Saúde da Família ajuda a controlar doença

Abatidos e com marcas vermelhas no corpo, Antonio Francesco, e sua mulher, Sonia Maria Álvaro, eram, sexta-feira, o retrato da doença. Enquanto esperavam atendimento no Hospital de Clínicas, contaram que o filho do casal também está com suspeita de dengue. Na sala de hidratação da unidade, Arlete Duarte e Jorge Luiz da Silva tomavam soro. Ambos tiveram o sangue coletado para um exame que, em três minutos, mostra a quantidade de plaquetas, hematócritos e leucócitos.

- Já me hidratei cinco vezes - contava Arlete.

Para o coordenador de Vigilância em Saúde da Secretaria estadual de Saúde, Victor Berbara, Niterói enfrenta a dengue de forma mais eficaz:

- A assistência básica é bem melhor, há unidades 24 horas que já funcionavam, não foram abertas por causa da dengue.

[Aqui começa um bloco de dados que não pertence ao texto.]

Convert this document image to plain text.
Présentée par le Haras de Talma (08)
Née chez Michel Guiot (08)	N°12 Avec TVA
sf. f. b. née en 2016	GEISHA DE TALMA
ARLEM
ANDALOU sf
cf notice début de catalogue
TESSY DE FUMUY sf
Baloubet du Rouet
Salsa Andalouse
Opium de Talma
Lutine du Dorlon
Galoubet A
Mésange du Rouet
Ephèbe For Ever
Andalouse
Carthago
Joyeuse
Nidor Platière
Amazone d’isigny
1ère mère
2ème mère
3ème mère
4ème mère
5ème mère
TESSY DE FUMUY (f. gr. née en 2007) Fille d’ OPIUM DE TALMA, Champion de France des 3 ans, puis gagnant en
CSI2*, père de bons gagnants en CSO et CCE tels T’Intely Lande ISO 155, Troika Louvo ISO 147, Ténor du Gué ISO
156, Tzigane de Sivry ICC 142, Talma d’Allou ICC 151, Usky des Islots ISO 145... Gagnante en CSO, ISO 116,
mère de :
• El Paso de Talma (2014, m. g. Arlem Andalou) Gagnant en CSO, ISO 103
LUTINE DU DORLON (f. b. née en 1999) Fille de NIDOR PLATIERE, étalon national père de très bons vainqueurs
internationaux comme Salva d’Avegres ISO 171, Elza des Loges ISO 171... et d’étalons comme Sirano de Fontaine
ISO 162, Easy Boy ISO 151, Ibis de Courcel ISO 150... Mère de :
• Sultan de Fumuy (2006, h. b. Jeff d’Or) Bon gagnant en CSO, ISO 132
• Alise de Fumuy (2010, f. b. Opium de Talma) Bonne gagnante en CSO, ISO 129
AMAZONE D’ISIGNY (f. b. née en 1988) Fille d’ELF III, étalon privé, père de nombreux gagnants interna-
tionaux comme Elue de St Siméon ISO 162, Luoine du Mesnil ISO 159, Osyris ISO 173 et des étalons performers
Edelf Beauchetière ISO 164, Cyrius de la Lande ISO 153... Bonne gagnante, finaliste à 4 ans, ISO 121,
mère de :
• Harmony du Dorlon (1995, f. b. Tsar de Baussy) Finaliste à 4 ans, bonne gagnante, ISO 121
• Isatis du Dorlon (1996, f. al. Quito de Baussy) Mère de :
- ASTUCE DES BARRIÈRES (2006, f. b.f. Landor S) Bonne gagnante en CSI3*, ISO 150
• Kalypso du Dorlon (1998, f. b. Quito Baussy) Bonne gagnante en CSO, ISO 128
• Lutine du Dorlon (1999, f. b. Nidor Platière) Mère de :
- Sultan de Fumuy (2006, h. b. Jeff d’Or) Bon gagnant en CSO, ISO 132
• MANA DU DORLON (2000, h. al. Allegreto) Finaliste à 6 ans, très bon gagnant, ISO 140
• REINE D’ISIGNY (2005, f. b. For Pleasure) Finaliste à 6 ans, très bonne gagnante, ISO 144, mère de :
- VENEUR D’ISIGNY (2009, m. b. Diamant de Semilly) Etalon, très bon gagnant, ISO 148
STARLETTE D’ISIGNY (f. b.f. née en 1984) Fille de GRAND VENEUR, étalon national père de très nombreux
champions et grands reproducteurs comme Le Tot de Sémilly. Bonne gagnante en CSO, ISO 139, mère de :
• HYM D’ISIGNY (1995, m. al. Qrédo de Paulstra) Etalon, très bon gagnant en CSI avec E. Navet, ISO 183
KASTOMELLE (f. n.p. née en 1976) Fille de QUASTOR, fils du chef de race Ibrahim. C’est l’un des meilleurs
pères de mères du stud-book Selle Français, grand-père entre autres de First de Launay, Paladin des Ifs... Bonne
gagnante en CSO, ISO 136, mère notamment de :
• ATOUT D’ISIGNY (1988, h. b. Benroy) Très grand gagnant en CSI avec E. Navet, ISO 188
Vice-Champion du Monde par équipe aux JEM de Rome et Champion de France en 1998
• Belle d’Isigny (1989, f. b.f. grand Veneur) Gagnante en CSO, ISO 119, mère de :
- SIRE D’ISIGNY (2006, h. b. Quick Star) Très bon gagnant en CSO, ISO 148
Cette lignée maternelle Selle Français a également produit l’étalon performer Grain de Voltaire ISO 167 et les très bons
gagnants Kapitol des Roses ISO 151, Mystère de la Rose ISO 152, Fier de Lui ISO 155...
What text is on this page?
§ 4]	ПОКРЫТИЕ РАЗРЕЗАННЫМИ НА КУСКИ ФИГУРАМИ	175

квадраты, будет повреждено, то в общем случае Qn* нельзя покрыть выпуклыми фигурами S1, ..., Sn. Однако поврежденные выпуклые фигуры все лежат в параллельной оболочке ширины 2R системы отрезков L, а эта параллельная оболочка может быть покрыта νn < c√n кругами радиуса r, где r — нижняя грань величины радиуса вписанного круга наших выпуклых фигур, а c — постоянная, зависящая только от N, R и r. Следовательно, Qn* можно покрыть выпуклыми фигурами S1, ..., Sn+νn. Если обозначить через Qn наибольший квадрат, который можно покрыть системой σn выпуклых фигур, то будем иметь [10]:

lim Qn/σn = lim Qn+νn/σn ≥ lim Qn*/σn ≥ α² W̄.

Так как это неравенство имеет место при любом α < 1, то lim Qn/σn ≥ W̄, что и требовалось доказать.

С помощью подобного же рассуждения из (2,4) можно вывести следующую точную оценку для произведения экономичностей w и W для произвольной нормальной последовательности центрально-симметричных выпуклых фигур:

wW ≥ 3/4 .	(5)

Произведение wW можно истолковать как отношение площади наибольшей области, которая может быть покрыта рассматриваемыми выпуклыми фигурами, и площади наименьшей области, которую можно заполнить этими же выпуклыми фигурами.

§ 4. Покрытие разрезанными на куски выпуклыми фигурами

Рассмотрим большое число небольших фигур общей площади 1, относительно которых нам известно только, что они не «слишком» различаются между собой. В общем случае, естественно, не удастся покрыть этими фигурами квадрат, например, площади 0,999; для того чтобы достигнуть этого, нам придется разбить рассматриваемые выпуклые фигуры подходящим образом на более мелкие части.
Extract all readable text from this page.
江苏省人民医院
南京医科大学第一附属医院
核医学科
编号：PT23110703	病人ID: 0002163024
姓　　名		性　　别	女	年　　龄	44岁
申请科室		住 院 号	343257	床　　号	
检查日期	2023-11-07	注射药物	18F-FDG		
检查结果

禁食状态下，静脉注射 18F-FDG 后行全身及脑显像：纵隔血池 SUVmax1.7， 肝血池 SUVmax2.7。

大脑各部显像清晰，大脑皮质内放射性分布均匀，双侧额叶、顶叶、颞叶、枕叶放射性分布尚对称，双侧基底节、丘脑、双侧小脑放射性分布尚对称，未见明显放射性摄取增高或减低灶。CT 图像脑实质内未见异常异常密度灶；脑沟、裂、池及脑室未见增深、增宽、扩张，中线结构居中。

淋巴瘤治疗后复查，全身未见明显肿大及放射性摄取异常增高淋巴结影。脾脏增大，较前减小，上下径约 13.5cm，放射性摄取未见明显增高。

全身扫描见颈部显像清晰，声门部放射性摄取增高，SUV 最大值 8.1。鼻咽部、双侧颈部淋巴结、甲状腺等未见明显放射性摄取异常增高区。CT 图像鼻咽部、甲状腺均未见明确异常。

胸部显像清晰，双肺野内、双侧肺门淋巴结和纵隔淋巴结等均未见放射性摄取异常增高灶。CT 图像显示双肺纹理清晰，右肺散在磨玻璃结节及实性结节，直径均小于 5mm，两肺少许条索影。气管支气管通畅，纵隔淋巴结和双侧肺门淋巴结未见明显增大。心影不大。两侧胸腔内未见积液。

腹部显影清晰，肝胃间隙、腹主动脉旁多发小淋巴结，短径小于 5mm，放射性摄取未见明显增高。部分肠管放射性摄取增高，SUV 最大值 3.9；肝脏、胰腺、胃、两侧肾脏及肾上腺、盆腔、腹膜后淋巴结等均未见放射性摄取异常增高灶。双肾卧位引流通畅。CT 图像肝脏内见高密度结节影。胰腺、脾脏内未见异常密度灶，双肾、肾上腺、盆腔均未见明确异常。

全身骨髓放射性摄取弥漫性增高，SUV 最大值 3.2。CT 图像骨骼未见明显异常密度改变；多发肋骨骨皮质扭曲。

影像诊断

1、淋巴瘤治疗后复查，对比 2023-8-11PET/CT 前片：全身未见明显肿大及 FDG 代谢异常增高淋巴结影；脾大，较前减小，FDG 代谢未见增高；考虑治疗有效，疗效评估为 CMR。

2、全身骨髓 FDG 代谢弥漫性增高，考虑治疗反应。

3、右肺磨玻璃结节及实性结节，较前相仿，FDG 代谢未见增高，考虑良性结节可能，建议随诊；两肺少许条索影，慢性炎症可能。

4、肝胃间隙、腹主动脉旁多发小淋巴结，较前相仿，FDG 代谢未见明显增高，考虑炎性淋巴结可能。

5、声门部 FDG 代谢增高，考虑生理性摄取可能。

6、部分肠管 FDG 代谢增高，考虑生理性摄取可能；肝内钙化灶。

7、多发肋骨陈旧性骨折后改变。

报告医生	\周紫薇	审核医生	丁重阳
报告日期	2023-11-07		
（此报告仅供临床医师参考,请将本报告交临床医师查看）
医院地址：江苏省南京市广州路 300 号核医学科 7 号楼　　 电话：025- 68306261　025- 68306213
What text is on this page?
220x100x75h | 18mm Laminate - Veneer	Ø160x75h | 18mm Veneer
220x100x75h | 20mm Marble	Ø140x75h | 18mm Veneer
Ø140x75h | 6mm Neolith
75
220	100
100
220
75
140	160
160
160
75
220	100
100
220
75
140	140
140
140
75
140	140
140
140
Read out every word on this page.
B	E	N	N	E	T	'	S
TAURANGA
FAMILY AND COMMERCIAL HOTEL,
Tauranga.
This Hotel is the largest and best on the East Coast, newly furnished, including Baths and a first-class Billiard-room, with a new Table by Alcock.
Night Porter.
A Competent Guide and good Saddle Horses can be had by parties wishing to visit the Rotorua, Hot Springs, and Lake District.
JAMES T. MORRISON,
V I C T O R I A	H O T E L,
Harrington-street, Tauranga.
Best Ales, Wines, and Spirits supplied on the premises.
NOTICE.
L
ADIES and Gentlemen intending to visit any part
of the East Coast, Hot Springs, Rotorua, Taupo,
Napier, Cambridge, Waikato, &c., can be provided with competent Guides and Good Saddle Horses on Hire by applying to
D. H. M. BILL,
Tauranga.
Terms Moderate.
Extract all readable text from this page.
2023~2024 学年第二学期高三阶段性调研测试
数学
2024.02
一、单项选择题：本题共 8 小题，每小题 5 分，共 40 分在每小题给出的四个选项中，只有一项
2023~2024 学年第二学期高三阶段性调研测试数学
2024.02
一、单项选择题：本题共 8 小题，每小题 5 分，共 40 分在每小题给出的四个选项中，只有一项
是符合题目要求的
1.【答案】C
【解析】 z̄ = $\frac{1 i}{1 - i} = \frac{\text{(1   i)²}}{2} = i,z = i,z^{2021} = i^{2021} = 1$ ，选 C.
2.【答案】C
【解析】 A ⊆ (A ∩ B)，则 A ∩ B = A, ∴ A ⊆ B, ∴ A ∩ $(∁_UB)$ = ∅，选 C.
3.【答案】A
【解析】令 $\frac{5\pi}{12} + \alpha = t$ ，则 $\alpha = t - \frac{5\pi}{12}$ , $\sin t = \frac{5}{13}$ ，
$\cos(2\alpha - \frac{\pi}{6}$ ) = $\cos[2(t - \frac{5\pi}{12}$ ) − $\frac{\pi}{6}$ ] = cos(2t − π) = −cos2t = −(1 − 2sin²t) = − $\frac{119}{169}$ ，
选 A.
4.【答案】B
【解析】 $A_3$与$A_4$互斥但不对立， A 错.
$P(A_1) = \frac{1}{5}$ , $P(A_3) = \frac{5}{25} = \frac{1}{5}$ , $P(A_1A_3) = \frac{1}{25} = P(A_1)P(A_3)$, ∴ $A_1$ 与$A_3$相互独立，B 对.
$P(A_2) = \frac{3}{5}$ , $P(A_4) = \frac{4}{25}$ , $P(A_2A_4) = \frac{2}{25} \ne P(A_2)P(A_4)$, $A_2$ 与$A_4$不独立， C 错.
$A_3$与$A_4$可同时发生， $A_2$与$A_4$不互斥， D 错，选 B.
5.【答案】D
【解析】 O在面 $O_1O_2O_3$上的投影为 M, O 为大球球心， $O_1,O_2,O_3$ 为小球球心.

Segundo Tenório, outra característica da cidade que está ajudando é a existência do programa Saúde em Família. Até agora, só 2,2% dos casos da doença necessitaram internação. Ele atribui isso ao trabalho dos 32 postos, com 102 equipes que atendem 165 mil pessoas:

- Os 32 postos do Saúde em Família oferecem hidratação. Os pacientes são atendidos durante a manhã e, à tarde, as equipes percorrem casas das comunidades para encontrar focos.

Outra diferença em Niterói é que os enfermeiros ou auxiliares do Saúde em Família são moradores das comunidades carentes atendidas. Em tempos de tráfico, isso facilita o acesso dos médicos aos locais.